New Zealand’s Sky Super Rugby Aotearoa teams will embrace the Anzac spirit during this weekend’s round of matches as they acknowledge all service men and women across the country, and have reached out to their Australian counterparts over social media in a show of Trans-Tasman unity.
The two Round 9 matches between the Chiefs and Hurricanes in Hamilton on Friday night and the Crusaders and Blues in Christchurch on Sunday afternoon will feature the traditional reading of The Ode (in Te Reo and English), playing of the Last Post, a moment’s silence, and The Reveille.
Hurricanes captain Dane Coles will wear a poppy on the front of his playing jersey in Hamilton and was among a group of Sky Super Rugby Aotearoa players who took time to send a message to their Anzac peers.
Crusaders captain Scott Barrett and fullback Will Jordan, Highlanders duo Ngatungane Punivai and Michael Collins, Blues backs Zarn Sullivan, Tanielu Tele’a and Josiah Maruku, and Chiefs trio Mitch Jacobson, Chase Tiatia and Ayden Johnstone sent their best wishes across the Tasman.
Brumbies halfback Nic White, Melbourne Rebels first-five Matt Toomua and Waratahs skipper Jake Gordon were among the Super Rugby AU players to respond.

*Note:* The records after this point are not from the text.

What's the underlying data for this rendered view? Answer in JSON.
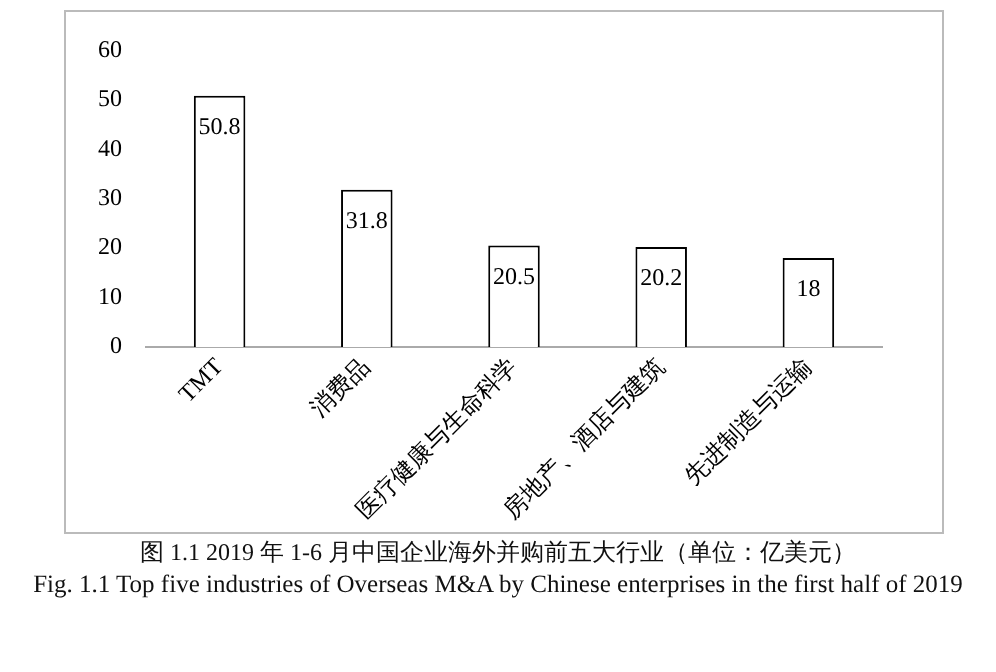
{
  "chart_data": {
    "type": "bar",
    "title": "图 1.1 2019 年 1-6 月中国企业海外并购前五大行业（单位：亿美元）",
    "subtitle": "Fig. 1.1 Top five industries of Overseas M&A by Chinese enterprises in the first half of 2019",
    "categories": [
      "TMT",
      "消费品",
      "医疗健康与生命科学",
      "房地产、酒店与建筑",
      "先进制造与运输"
    ],
    "values": [
      50.8,
      31.8,
      20.5,
      20.2,
      18
    ],
    "color": "#ffffff",
    "ylim": [
      0,
      60
    ],
    "yticks": [
      0,
      10,
      20,
      30,
      40,
      50,
      60
    ],
    "grid": false,
    "legend": false,
    "data_labels": true
  }
}
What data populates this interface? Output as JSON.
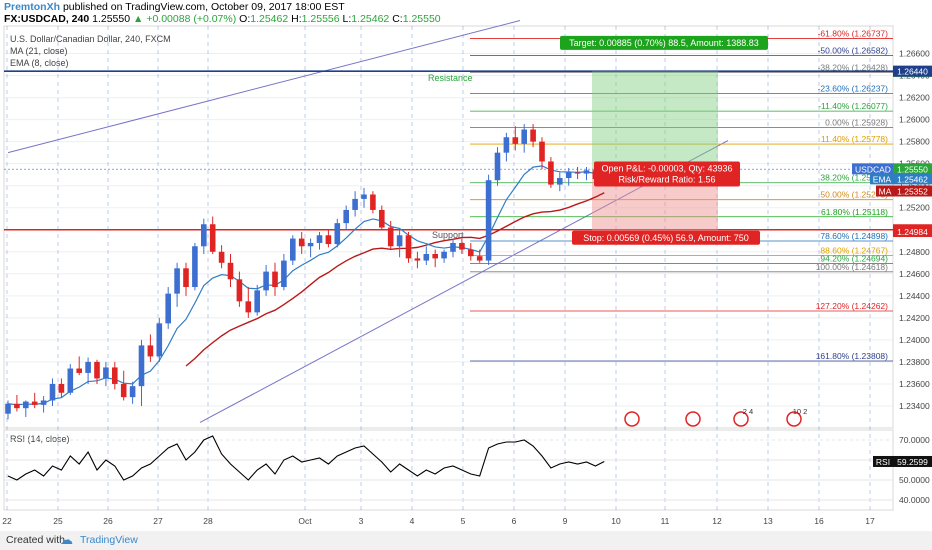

With the travel bubble between New Zealand and Australia now open, teams from both countries will come together next month to contest Sky Super Rugby Trans-Tasman, where they will be rivals on the field but still bound by the Anzac spirit outside the white lines.
The Highlanders kicked off Anzac commemoration activities last Friday with a with poppy collection for Royal New Zealand Returned and Services’ Association’s (RNZRSA) Poppy Appeal at Forsyth Barr Stadium in Dunedin and will use their bye weekend to attend the dawn service in Dunedin on Sunday morning.
New Zealand Rugby (NZR) General Manager of Professional Rugby & High-Performance Chris Lendrum said it was important for rugby to acknowledge the sacrifice of the Anzacs as well as current service men and women who play a role in making our communities safe.
“Although the years pass, we never forget the 13 All Blacks and 150 First Class rugby players who made the ultimate sacrifice and it means a lot for our players to have the chance to honour and remember them every year.
“This year COVID-19 has provided a reminder of how precious our freedoms are and the importance of those who serve and sacrifice for our communities on a daily basis. It’s worth pausing to acknowledge these current heroes as well as those passed.”
RNZRSA National President BJ Clark welcomed rugby’s annual tribute and support for the RSA and veterans.
“It’s always great to see New Zealand Rugby and the Super Rugby clubs embrace the Anzac spirit and to see the players reach out across the Tasman is what it’s all about.
“Rugby gives us another avenue to pause, remember and honour the men and women who served their countries in the past, but also acknowledge those NZDF personnel and their families who continue to uphold that legacy of service in society today.”